L'antidiabetico di Merck, sitagliptin, avrà presto un concorrente. Gli esperti dell'Endocrinologic and Metabolic Drugs Advisory Committee dell'Fda che si sono riuniti il 1 aprile hanno dato parere positivo (10 voti favorevoli e 2 contrari) sulla sicurezza cardiovascolare di saxagliptin, il nuovo inibitore dell'enzima DPP-4 che sarà messo in commercio con il marchio Onglyza.
Gli esperti hanno concluso che il farmaco non aumenta il rischio di infarto cardiaco e stroke. Hanno però unanimemente raccomandato che le aziende conducano uno studio di post marketing per confermare il profilo cardiovascolare del farmaco.
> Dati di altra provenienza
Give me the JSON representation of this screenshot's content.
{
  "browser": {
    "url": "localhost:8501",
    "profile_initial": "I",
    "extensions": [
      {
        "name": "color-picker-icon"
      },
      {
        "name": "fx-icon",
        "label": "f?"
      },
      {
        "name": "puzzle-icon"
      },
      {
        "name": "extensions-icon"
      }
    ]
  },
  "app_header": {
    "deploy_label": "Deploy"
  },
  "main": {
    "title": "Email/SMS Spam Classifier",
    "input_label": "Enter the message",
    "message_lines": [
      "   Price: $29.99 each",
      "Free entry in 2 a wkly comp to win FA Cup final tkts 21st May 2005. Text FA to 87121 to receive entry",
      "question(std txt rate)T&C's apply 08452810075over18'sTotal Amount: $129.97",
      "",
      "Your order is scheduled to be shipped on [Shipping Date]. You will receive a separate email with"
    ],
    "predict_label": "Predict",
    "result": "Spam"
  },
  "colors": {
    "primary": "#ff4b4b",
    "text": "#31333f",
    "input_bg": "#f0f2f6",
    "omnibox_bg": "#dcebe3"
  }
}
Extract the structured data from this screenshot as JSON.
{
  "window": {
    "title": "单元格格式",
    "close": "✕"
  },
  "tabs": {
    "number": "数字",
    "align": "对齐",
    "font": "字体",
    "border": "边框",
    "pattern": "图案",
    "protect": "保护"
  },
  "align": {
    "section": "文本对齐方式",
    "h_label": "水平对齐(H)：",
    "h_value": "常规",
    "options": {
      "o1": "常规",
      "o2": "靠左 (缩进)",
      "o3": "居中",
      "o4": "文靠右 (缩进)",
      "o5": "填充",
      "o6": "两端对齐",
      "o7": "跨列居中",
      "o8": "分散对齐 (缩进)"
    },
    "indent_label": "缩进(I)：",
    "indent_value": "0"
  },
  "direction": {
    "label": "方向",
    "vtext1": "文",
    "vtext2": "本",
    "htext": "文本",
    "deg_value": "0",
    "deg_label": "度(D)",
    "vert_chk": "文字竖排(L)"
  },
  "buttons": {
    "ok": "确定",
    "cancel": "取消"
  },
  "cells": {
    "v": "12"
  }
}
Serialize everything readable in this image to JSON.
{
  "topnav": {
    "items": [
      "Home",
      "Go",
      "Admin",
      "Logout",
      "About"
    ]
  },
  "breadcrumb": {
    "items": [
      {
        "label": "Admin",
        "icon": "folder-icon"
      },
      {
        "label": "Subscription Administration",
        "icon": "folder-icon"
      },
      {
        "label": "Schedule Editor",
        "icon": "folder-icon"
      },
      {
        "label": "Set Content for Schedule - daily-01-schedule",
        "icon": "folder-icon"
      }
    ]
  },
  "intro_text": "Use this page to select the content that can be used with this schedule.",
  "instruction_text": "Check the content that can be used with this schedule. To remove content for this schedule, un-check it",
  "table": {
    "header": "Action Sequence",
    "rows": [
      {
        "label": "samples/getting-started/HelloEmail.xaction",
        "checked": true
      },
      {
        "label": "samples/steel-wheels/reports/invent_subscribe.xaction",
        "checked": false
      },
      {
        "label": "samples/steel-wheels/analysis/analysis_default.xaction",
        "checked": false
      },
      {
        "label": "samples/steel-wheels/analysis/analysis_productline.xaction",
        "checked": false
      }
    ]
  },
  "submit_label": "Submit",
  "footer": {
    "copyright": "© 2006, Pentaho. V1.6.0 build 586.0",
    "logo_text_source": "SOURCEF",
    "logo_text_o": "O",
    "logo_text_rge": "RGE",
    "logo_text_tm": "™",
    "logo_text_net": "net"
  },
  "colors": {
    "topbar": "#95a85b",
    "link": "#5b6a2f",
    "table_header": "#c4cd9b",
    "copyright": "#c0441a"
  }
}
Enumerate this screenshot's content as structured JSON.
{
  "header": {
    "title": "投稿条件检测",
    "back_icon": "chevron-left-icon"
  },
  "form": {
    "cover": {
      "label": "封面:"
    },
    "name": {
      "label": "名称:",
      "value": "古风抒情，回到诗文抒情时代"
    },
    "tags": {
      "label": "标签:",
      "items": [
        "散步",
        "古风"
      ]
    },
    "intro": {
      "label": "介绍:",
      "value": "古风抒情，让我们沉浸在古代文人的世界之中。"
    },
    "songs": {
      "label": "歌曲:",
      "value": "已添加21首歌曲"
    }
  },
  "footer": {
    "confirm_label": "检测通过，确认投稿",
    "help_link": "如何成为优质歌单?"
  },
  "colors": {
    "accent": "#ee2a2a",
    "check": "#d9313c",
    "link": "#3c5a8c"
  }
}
Bristol-Myers Squibb e AstraZeneca hanno in corso diversi studi di fase IIIb e IV, che comprendono un ampio trial  randomizzato di post marketing che ha l'obiettivo di caratterizzare ulteriormente il profilo cardiovascolare del farmaco.
Il panel di esperti non ha votato per raccomandare l'approvazione del farmaco ma si è espresso unicamente circa la sua sicurezza cardiovascolare. il giudizio favorevole circa la sicurezza del farmaco equivale nella sostanza alla raccomandazione dell'approvazione.

Gli esperti dell'Fda hanno esaminato 8 studi in doppio cieco controllati verso placebo e hanno evidenziato che saxagliptin e il gruppo di confronto avevano simili e ridotte incidenze di eventi cardiovascolari, senza differenza statisticamente significativa tra i due trattamenti.
Si sono riscontrati 11 eventi cardiovascolari nello studio a 24 settimane e 40 eventi cardiovascolari durante le 62 settimane di esposizione di altri studi. Complessivamente, lo 0,7% dei pazienti in saxagliptin ha registrato un evento cardiaco verso l'1,4% dei pazienti trattati con i farmaci di confronto.

Dopo il caso rosiglitazone, i timori di rischi cardiovascolari conseguenti all'uso di farmaci antidiabetici hanno indotto l'Fda a emanare nuove e più restrittive regole per la registrazione di questi farmaci. In sostanza, le aziende adesso devono dimostrare in maniera molto più specifica, per tempi più prolungati e anche in popolazioni a rischio che l'uso di questi farmaci non aumenta il rischio di eventi cardiovascolari.

Saxagliptin è il primo antidiabetico ad aver ricevuto il parere positivo dopo le nuove linee guida dell'Fda.
Recentemente, alogliptin, un farmaco della stessa classe, non ha superato l'esame del team di esperti dell'Fda che hanno ritenuto i dati insufficienti, proprio su questi aspetti di safety
Vildagliptin, l'inibitore del DPP-4 sviluppato da Novartis, già disponibile in Europa, negli Usa per ben due volte l'approvazione è stata rimandata per questioni di sicurezza e l'azienda sta valutando se insistere nella ricerca dell'approvazione, che potrebbe richiedere nuovi trial, o lasciar perdere.
Saxagliptin è stato sviluppato da Bristol-Myers Squibb che l'11 gennaio del 2007 ha stretto un accordo con AstraZeneca per condividere lo sviluppo e la successiva commercializzazione del farmaco.